The answer came in the form of a partnership between the nonprofit and a public relations seminar in DU’s Department of Media, Film and Journalism Studies. Selene Neuburg (MS ’11, MRLS ’11), development coordinator at Smart-Girl, had completed the seminar as a graduate student and remembered the excitement of taking on a real client in that class.
“I knew what the seminar could do for Smart-Girl, and I was thrilled to work with the students,” she says.
Students in the seminar are getting hands-on experience, providing the services of a small PR agency for the launch of Smart-Guy, a program designed to help middle school boys handle the rough transition of adolescence. Through the project the students also are building their own professional portfolios.
“This is a mutually beneficial relationship,” says graduate student Shannon Cross. “We need the experience, and they need the work.”
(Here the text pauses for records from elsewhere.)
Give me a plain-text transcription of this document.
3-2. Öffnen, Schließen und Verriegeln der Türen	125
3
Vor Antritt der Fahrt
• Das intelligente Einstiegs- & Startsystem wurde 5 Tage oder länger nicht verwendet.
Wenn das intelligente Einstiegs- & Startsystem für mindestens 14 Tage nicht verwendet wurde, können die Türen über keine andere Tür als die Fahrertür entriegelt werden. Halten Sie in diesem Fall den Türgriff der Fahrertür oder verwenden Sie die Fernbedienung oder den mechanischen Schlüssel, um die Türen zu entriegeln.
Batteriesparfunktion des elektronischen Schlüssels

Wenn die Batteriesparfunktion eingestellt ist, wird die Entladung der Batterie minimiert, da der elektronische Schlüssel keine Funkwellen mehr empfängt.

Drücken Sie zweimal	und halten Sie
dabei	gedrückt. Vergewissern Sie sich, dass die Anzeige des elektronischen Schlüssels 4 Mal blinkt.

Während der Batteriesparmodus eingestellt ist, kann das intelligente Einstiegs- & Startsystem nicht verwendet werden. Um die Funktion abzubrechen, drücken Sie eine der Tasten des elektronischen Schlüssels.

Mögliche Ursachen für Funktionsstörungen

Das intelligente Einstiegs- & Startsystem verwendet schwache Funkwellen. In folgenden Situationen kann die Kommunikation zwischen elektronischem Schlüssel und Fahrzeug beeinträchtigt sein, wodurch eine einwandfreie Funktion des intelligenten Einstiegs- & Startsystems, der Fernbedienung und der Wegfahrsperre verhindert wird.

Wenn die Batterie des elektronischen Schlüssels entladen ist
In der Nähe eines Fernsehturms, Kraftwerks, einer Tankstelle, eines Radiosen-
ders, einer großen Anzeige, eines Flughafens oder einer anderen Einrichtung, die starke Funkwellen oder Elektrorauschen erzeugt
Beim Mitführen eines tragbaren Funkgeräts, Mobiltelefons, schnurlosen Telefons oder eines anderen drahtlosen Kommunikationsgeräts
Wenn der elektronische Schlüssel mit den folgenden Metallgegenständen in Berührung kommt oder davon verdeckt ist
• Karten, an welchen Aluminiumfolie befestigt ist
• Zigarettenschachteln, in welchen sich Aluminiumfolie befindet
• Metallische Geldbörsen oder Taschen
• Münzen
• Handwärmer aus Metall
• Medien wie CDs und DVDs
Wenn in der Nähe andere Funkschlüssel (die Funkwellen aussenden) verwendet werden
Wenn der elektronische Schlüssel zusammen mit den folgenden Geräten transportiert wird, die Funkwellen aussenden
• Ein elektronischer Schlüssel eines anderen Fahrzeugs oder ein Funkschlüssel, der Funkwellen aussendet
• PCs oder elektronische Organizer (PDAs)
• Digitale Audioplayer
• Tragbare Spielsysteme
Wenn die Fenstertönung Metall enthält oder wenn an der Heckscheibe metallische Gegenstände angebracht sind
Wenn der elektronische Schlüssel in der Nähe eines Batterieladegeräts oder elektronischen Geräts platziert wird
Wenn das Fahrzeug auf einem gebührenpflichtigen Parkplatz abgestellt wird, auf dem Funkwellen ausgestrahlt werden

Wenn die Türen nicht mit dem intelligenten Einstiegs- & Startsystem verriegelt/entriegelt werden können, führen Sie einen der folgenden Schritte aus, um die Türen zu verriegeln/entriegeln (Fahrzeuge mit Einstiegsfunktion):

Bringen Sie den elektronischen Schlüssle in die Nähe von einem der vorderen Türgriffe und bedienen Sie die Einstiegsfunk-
Started in 1998, Smart-Girl is an activity-based program that helps girls learn to cope with peer pressure and other stresses of middle school. The mission of the program is to empower adolescent girls to make smart choices and to become confident, capable and self-reliant young women. The program is offered in 27 locations along the Front Range.
A Smart-Guy pilot program recently started in two locations, and the organization is seeking to grow the boys’ program. The mentoring programs use a near-peer model that matches middle schoolers with high school and college-age guides trained by the nonprofit.
The DU class, taught by Assistant Professor Nadia Kaneva, divided into two teams for the project. Each team presented a strategic communications plan for the expansion.
“The presentations were smooth and seamless,” says Smart-Girl Executive Director Karen Silverman. “The students had some ideas we wouldn’t have thought of.”
The teams worked for five weeks on their proposals, which include suggestions for rebranding the organization. They pitched their ideas to Silverman, Neuburg and two Smart-Girl board members, who then selected the five ideas they liked the most.
“That’s part of the learning experience as well,” Kaneva says. “There are going to be some things that the client will not necessarily love. That’s how it works in the business world—some ideas are accepted, and some are shot down. Then it’s back to the drawing board.”
The students are now working on executing the ideas their client liked, including promotional videos for the Smart-Guy program and a press kit with pitch letters, news releases and brochures.